Riot Games has cleared its CEO of harassment following investigation

It will take "no action" against Nicolo Laurent.

INCHEON, SOUTH KOREA - NOVEMBER 02: CEO of Riot Games, Nicolo Laurent at Mastercard Nexus at the 2018 League of Legends World Championship on November 2, 2018 in Incheon, South Korea. (Photo by Hannah Smith/ESPAT Media for Mastercard via Getty Images) (ESPAT Media via Getty Images)

After conducting an internal investigation, Riot Games said it found "no evidence" of harassment by CEO Nicolo Laurent against a former employee, Sharon O'Donnell, the Washington Post has reported. “We concluded that there was no evidence that Laurent harassed, discriminated, or retaliated against the plaintiff,” the company said in a statement. “We have therefore reached the conclusion that, at the current time … no action should be taken against Laurent.”

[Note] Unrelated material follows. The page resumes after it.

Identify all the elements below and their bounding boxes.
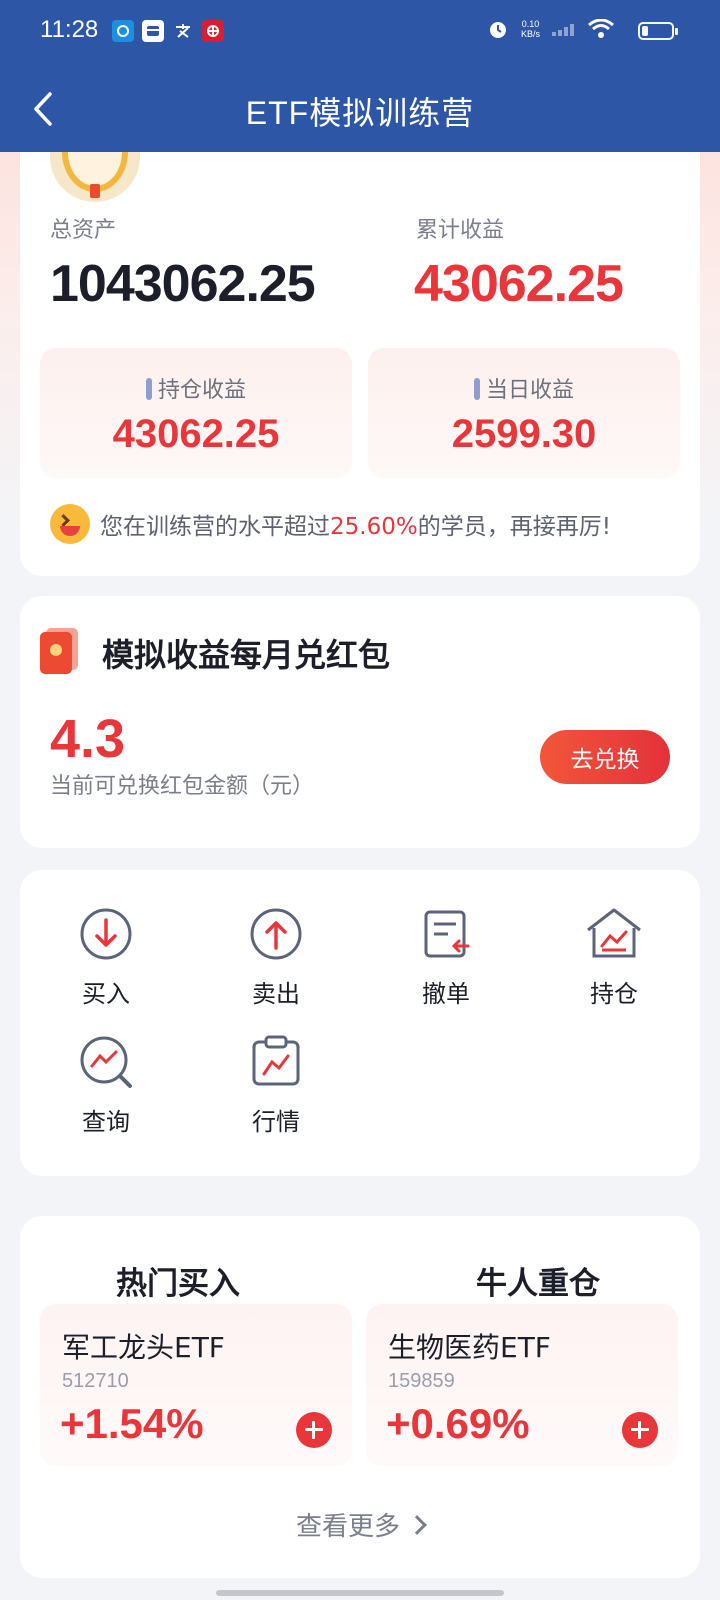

Riot, which publishes games including League of Legends and Valorant, opened the investigation after O'Donnell, a former executive assistant, filed a lawsuit against the company. It alleged that Laurent made inappropriate sexual comments, telling her to be more feminine and watch her tone. Laurent also said that because O’Donnell refused his advances, she had duties taken away and was eventually fired. She also alleges that she wasn’t paid for her work, including overtime, nor given meal breaks.

After a probe by an outside legal team, a special board of directors committee concluded that the claims were meritless. "This is not a recommendation we take lightly,” the committee said in a statement. “Most cases of this nature are not black and white; they fall into the grey. However, this was not one of those cases. In this case, we were simply unable to find any evidence that would justify a sanction of any kind against Laurent." The company has also asked the court to speed up legal proceedings in O'Donnell's lawsuit by moving the case to arbitration.

The company is also facing a class-action lawsuit about pervasive discrimination and harassment, following a 2018 Kotaku investigation and company-wide walkout. Riot Games is trying to push for arbitration in that suit, as well, arguing that the women involved had signed arbitration clauses when they were hired.

The Riot board, however, said the decision favoring Laurent was separate from larger company culture issues. “While our conclusion in this particular case is that no discrimination, harassment, or retaliation occurred, let us be clear that as a committee, we remain fully invested in overseeing the company’s initiatives to transform Riot’s culture,” it said. “We encourage any employee of Riot who has experienced misconduct to feel safe reporting it.”